The Advantages and Risks of Stock Investment You Need to Know
The Advantages and Risks of
Stock Investment You Need to Know
One of the investment
instruments that has been (and is increasingly) popular lately is stock
investment, as people are becoming more aware of the importance of having clear
financial goals in life. In line with this, more and more people want to know
how to better manage their personal finances.
Yes, investing in stocks is
usually taken as a solution to achieving financial goals for some people – yes,
especially those who are experienced enough in investing.
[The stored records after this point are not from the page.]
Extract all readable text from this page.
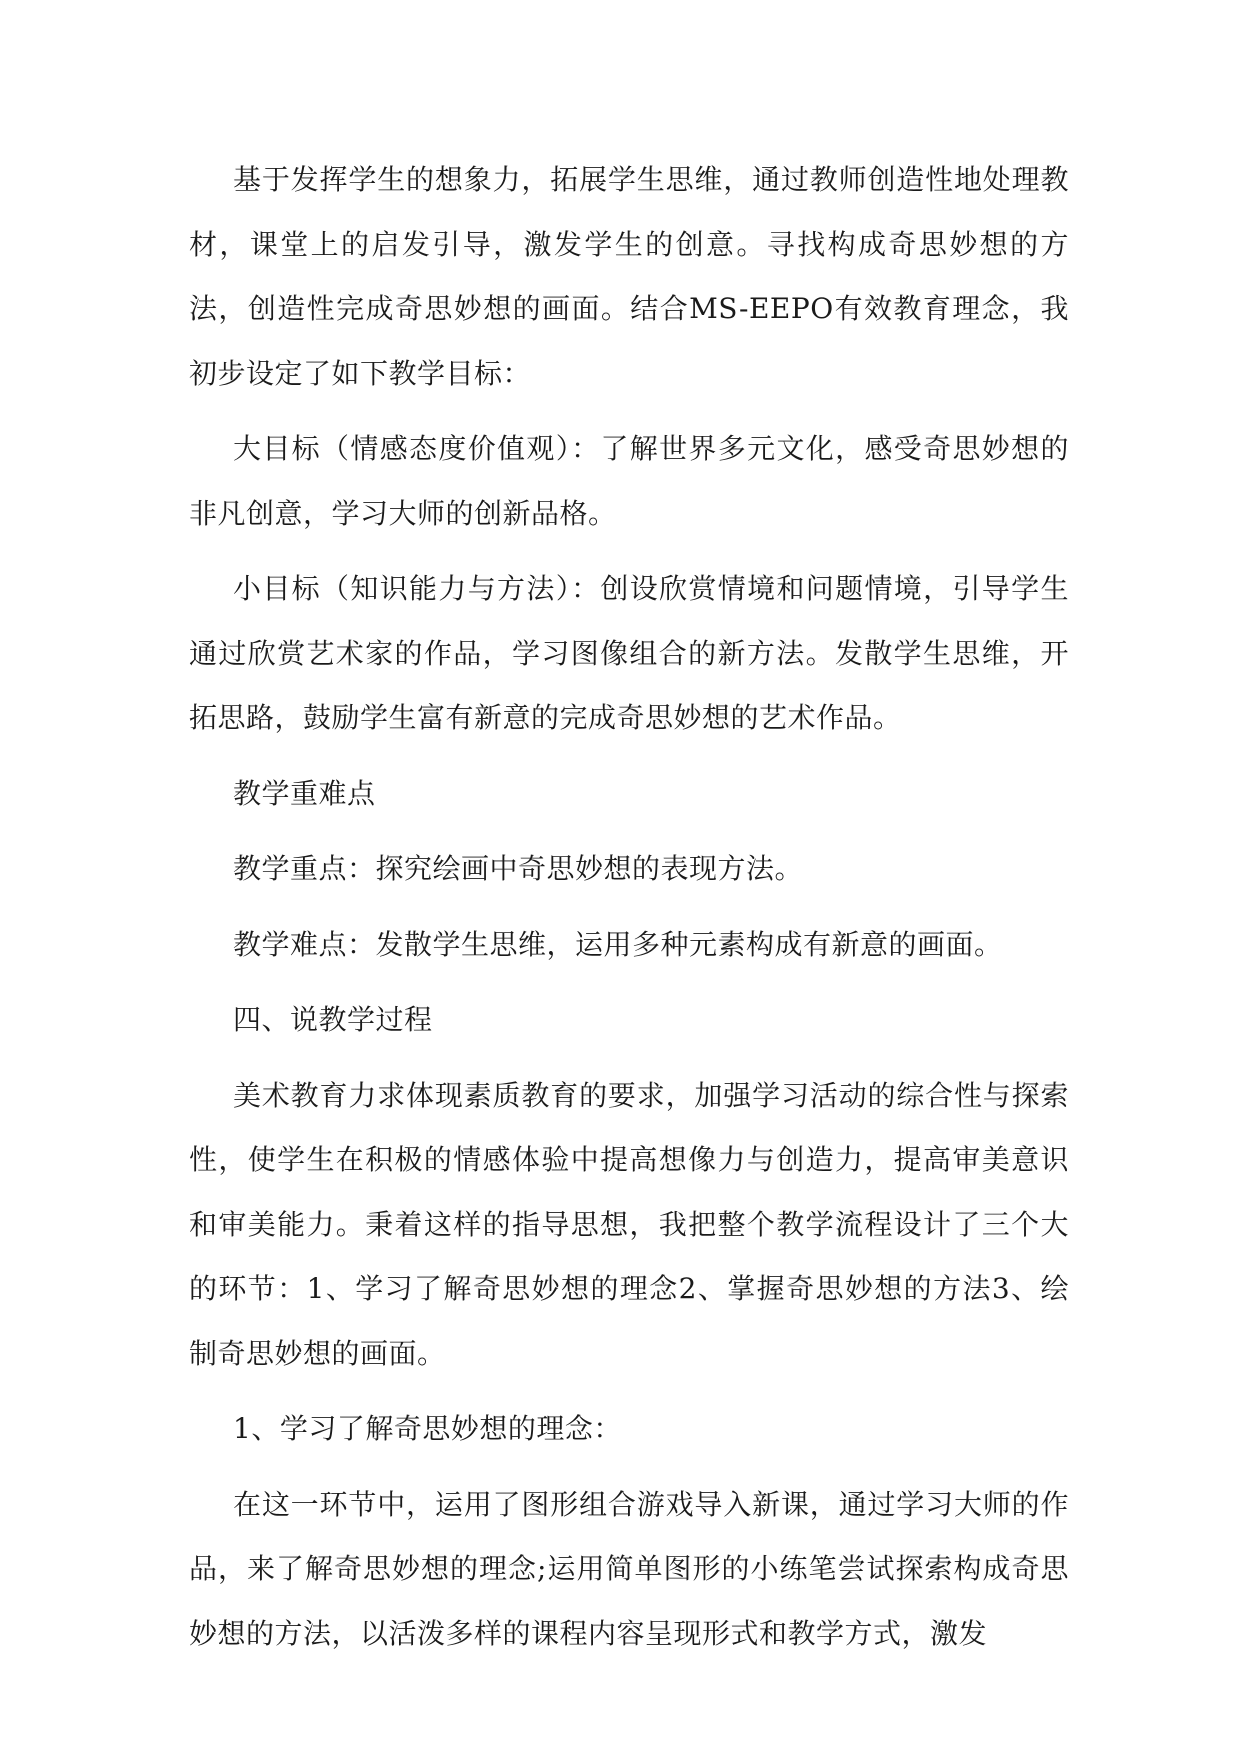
基于发挥学生的想象力，拓展学生思维，通过教师创造性地处理教材，课堂上的启发引导，激发学生的创意。寻找构成奇思妙想的方法，创造性完成奇思妙想的画面。结合MS-EEPO有效教育理念，我初步设定了如下教学目标：

大目标（情感态度价值观）：了解世界多元文化，感受奇思妙想的非凡创意，学习大师的创新品格。

小目标（知识能力与方法）：创设欣赏情境和问题情境，引导学生通过欣赏艺术家的作品，学习图像组合的新方法。发散学生思维，开拓思路，鼓励学生富有新意的完成奇思妙想的艺术作品。

教学重难点

教学重点：探究绘画中奇思妙想的表现方法。

教学难点：发散学生思维，运用多种元素构成有新意的画面。

四、说教学过程

美术教育力求体现素质教育的要求，加强学习活动的综合性与探索性，使学生在积极的情感体验中提高想像力与创造力，提高审美意识和审美能力。秉着这样的指导思想，我把整个教学流程设计了三个大的环节：1、学习了解奇思妙想的理念2、掌握奇思妙想的方法3、绘制奇思妙想的画面。

1、学习了解奇思妙想的理念：

在这一环节中，运用了图形组合游戏导入新课，通过学习大师的作品，来了解奇思妙想的理念;运用简单图形的小练笔尝试探索构成奇思妙想的方法，以活泼多样的课程内容呈现形式和教学方式，激发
If not? The tendency
will definitely choose other investment instruments that are more
beginner-friendly, such as deposits or precious metals.
Benefits of Stock
Investment
The benefits you can get
from investing in stocks can come in 2 forms:
1#. Capital gain
Or the profit you can get
from the difference between the purchase price and the selling price of the
shares you own. This is usually the target of stock businessmen. For example
like this. We buy rice for IDR 15,000 per kilo. Then we sell them at the basic
food stalls that we have at a price of IDR 20,000 per kilo. Then we will get a
profit of IDR 5,000 per kilo. That's the capital gain we get.
2#. Dividend
According to the Big
Indonesian Dictionary, dividend means an amount of money derived from the
profits paid to the shareholders of a company. For example, we buy a car. Then
the car is rented out as an online taxi. Every day you can pick up passengers,
which then adds to your income. So, let's share the results with the online
taxi driver, for example. For the results we get it can be called a dividend.
Stock Investment Risks
Along with high returns,
stock investments also come with high risks as well. Some of the risks are:
1#. Stock prices fluctuate
greatly, depending on money market and capital market conditions which can be
influenced by many external factors. For example, such as the economic and
political conditions of a country.
2#. The risk of the company
going bankrupt. Shareholders will be the last priority to be paid back for
their investment after the company's obligations to other stakeholders are
fulfilled.
3#. Capital loss. When an
investor sells his shares at a lower selling price than the purchase price.
4#. The company's shares
are removed from the buying and selling list on the Stock Exchange. There are
many reasons for a company's shares to be delisted, and of course this will be
detrimental to the company itself as well as its shareholders.